Latter-day Saint women can ‘remove prejudice’ and improve the world, Eubank says
Highlights from Saturday evening’s women’s session of the General Conference of The Church of Jesus Christ of Latter-day Saints:
6:30 p.m.: Jesus heals our brokenness, says Primary leader
Cristina B. Franco, second counselor in the general presidency of the children’s Primary, discussed the healing power of Jesus Christ.
She told about getting a new piano that fell off a hand truck during delivery and was damaged. The manager offered to give Franco and her husband, Rudy, a new piano, but Rudy would not hear of it. He wanted the broken one back.
“Sisters and brothers, aren’t we all like this piano, a little broken, cracked and damaged, feeling like we will never be the same again?” Franco asked.
But Jesus Christ can “heal brokenness,” when people have faith, repent and seek him, she said. These believers will be “mended and made whole.”
6:20 p.m.: Change for the better, says Young Women leader
Rebecca M. Craven, second counselor in the general presidency of the Young Women organization for girls starting at age 11, addressed the possibility of individual change.
“Jesus Christ has given us a continuous pattern for change,” Craven said. “He invites us to exercise faith in him which inspires us to repent... As we repent and turn our hearts to him, we gain a greater desire to make and live sacred covenants.
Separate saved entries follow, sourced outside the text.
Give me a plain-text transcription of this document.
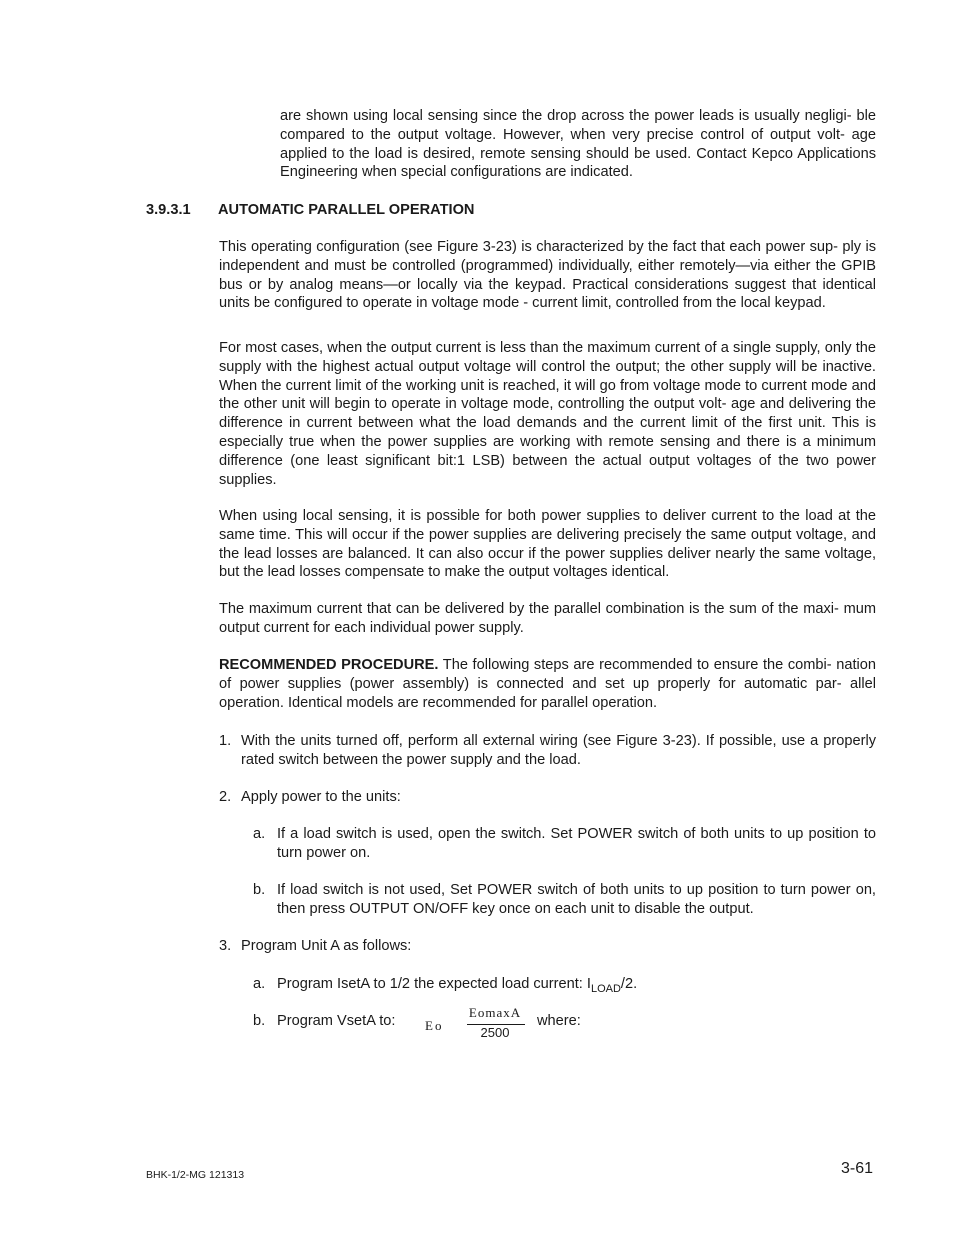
are shown using local sensing since the drop across the power leads is usually negligi- ble compared to the output voltage. However, when very precise control of output volt- age applied to the load is desired, remote sensing should be used. Contact Kepco Applications Engineering when special configurations are indicated.

3.9.3.1 AUTOMATIC PARALLEL OPERATION

This operating configuration (see Figure 3-23) is characterized by the fact that each power sup- ply is independent and must be controlled (programmed) individually, either remotely—via either the GPIB bus or by analog means—or locally via the keypad. Practical considerations suggest that identical units be configured to operate in voltage mode - current limit, controlled from the local keypad.

For most cases, when the output current is less than the maximum current of a single supply, only the supply with the highest actual output voltage will control the output; the other supply will be inactive. When the current limit of the working unit is reached, it will go from voltage mode to current mode and the other unit will begin to operate in voltage mode, controlling the output volt- age and delivering the difference in current between what the load demands and the current limit of the first unit. This is especially true when the power supplies are working with remote sensing and there is a minimum difference (one least significant bit:1 LSB) between the actual output voltages of the two power supplies.

When using local sensing, it is possible for both power supplies to deliver current to the load at the same time. This will occur if the power supplies are delivering precisely the same output voltage, and the lead losses are balanced. It can also occur if the power supplies deliver nearly the same voltage, but the lead losses compensate to make the output voltages identical.

The maximum current that can be delivered by the parallel combination is the sum of the maxi- mum output current for each individual power supply.

RECOMMENDED PROCEDURE. The following steps are recommended to ensure the combi- nation of power supplies (power assembly) is connected and set up properly for automatic par- allel operation. Identical models are recommended for parallel operation.

1. With the units turned off, perform all external wiring (see Figure 3-23). If possible, use a properly rated switch between the power supply and the load.
2. Apply power to the units:
a. If a load switch is used, open the switch. Set POWER switch of both units to up position to turn power on.
b. If load switch is not used, Set POWER switch of both units to up position to turn power on, then press OUTPUT ON/OFF key once on each unit to disable the output.
3. Program Unit A as follows:
a. Program IsetA to 1/2 the expected load current: $I_{LOAD}/2$.
b. Program VsetA to:	Eo
EomaxA
2500
where:
BHK-1/2-MG 121313	3-61
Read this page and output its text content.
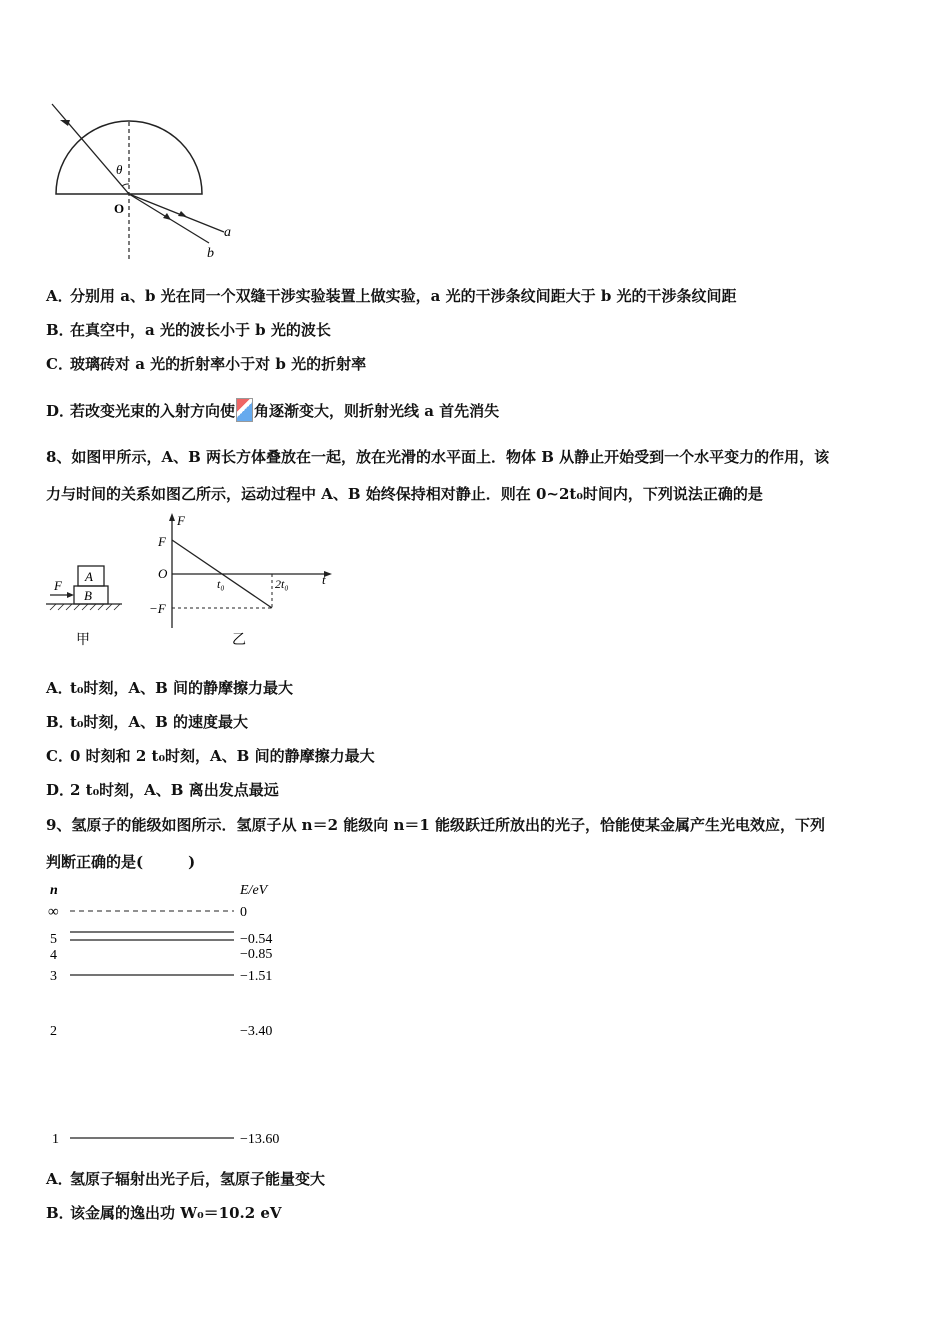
θ
O
a
b
A．分别用 a、b 光在同一个双缝干涉实验装置上做实验，a 光的干涉条纹间距大于 b 光的干涉条纹间距
B．在真空中，a 光的波长小于 b 光的波长
C．玻璃砖对 a 光的折射率小于对 b 光的折射率
D．若改变光束的入射方向使 角逐渐变大，则折射光线 a 首先消失
8、如图甲所示，A、B 两长方体叠放在一起，放在光滑的水平面上．物体 B 从静止开始受到一个水平变力的作用，该
力与时间的关系如图乙所示，运动过程中 A、B 始终保持相对静止．则在 0~2t₀时间内，下列说法正确的是
A
B
F
甲
F
F
O
−F
t₀	2t₀	t
乙
A．t₀时刻，A、B 间的静摩擦力最大
B．t₀时刻，A、B 的速度最大
C．0 时刻和 2 t₀时刻，A、B 间的静摩擦力最大
D．2 t₀时刻，A、B 离出发点最远
9、氢原子的能级如图所示．氢原子从 n＝2 能级向 n＝1 能级跃迁所放出的光子，恰能使某金属产生光电效应，下列
判断正确的是(　　　)
n	E/eV
∞	0
5	−0.54
4	−0.85
3	−1.51
2	−3.40
1	−13.60
A．氢原子辐射出光子后，氢原子能量变大
B．该金属的逸出功 W₀＝10.2 eV
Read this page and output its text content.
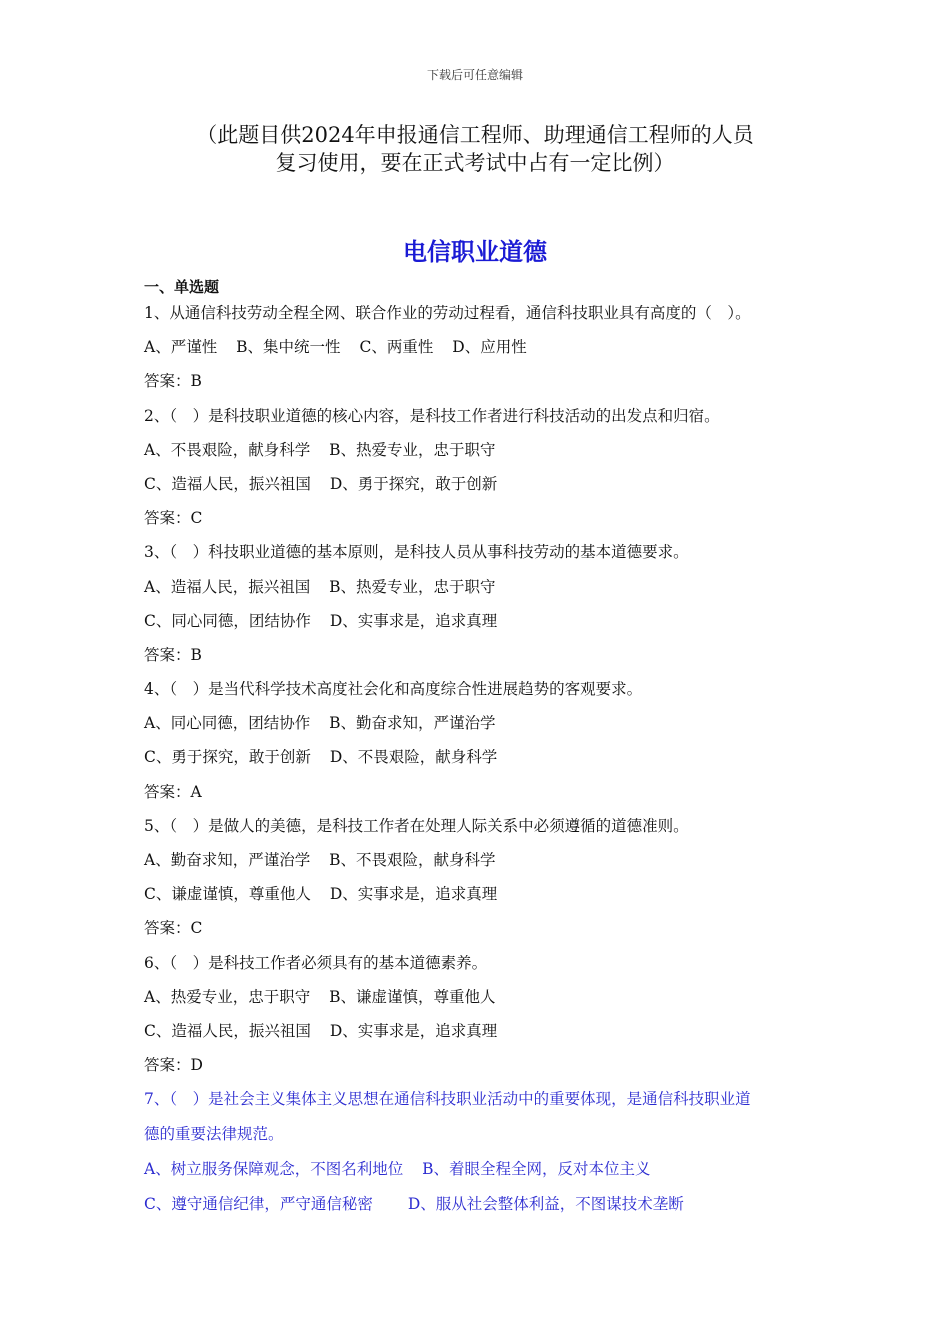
下载后可任意编辑
（此题目供2024年申报通信工程师、助理通信工程师的人员
复习使用，要在正式考试中占有一定比例）
电信职业道德
一、单选题
1、从通信科技劳动全程全网、联合作业的劳动过程看，通信科技职业具有高度的（　）。
A、严谨性 B、集中统一性 C、两重性 D、应用性
答案：B
2、（　）是科技职业道德的核心内容，是科技工作者进行科技活动的出发点和归宿。
A、不畏艰险，献身科学 B、热爱专业，忠于职守
C、造福人民，振兴祖国 D、勇于探究，敢于创新
答案：C
3、（　）科技职业道德的基本原则，是科技人员从事科技劳动的基本道德要求。
A、造福人民，振兴祖国 B、热爱专业，忠于职守
C、同心同德，团结协作 D、实事求是，追求真理
答案：B
4、（　）是当代科学技术高度社会化和高度综合性进展趋势的客观要求。
A、同心同德，团结协作 B、勤奋求知，严谨治学
C、勇于探究，敢于创新 D、不畏艰险，献身科学
答案：A
5、（　）是做人的美德，是科技工作者在处理人际关系中必须遵循的道德准则。
A、勤奋求知，严谨治学 B、不畏艰险，献身科学
C、谦虚谨慎，尊重他人 D、实事求是，追求真理
答案：C
6、（　）是科技工作者必须具有的基本道德素养。
A、热爱专业，忠于职守 B、谦虚谨慎，尊重他人
C、造福人民，振兴祖国 D、实事求是，追求真理
答案：D
7、（　）是社会主义集体主义思想在通信科技职业活动中的重要体现，是通信科技职业道
德的重要法律规范。
A、树立服务保障观念，不图名利地位 B、着眼全程全网，反对本位主义
C、遵守通信纪律，严守通信秘密 D、服从社会整体利益，不图谋技术垄断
We endure to the end by continuing to apply these principles throughout our lives and inviting the Lord to change us.”
Enduring to the end “means changing to the end,” she said. “I now understand that I am not starting over with each failed attempt, but that, with each try, I am continuing my process of change.”
6:15 p.m.: We can build Zion, says Relief Society leader
Sharon Eubank, first counselor in the all-female Relief Society’s general presidency, spoke about building a unified Zion society.
“The change we seek in ourselves and in the groups we belong to will come less by activism and more by actively trying every day to understand one another,” said Eubank, who also is president of Latter-day Saint Charities, the church’s humanitarian arm. “Why? Because we are building Zion — a people ‘of one heart and one mind.’”
She urged the women to be “part of a collective force that changes the world for good,” she said. “Our covenantal assignment is to minister, to lift up the hands that hang down, to put struggling people on our backs or in our arms and carry them. It isn’t complicated to know what to do, but it often goes against our selfish interests and we have to try.”
Latter-day Saint women, she said, “have power to remove prejudice and build unity” and "unlimited potential to change society.”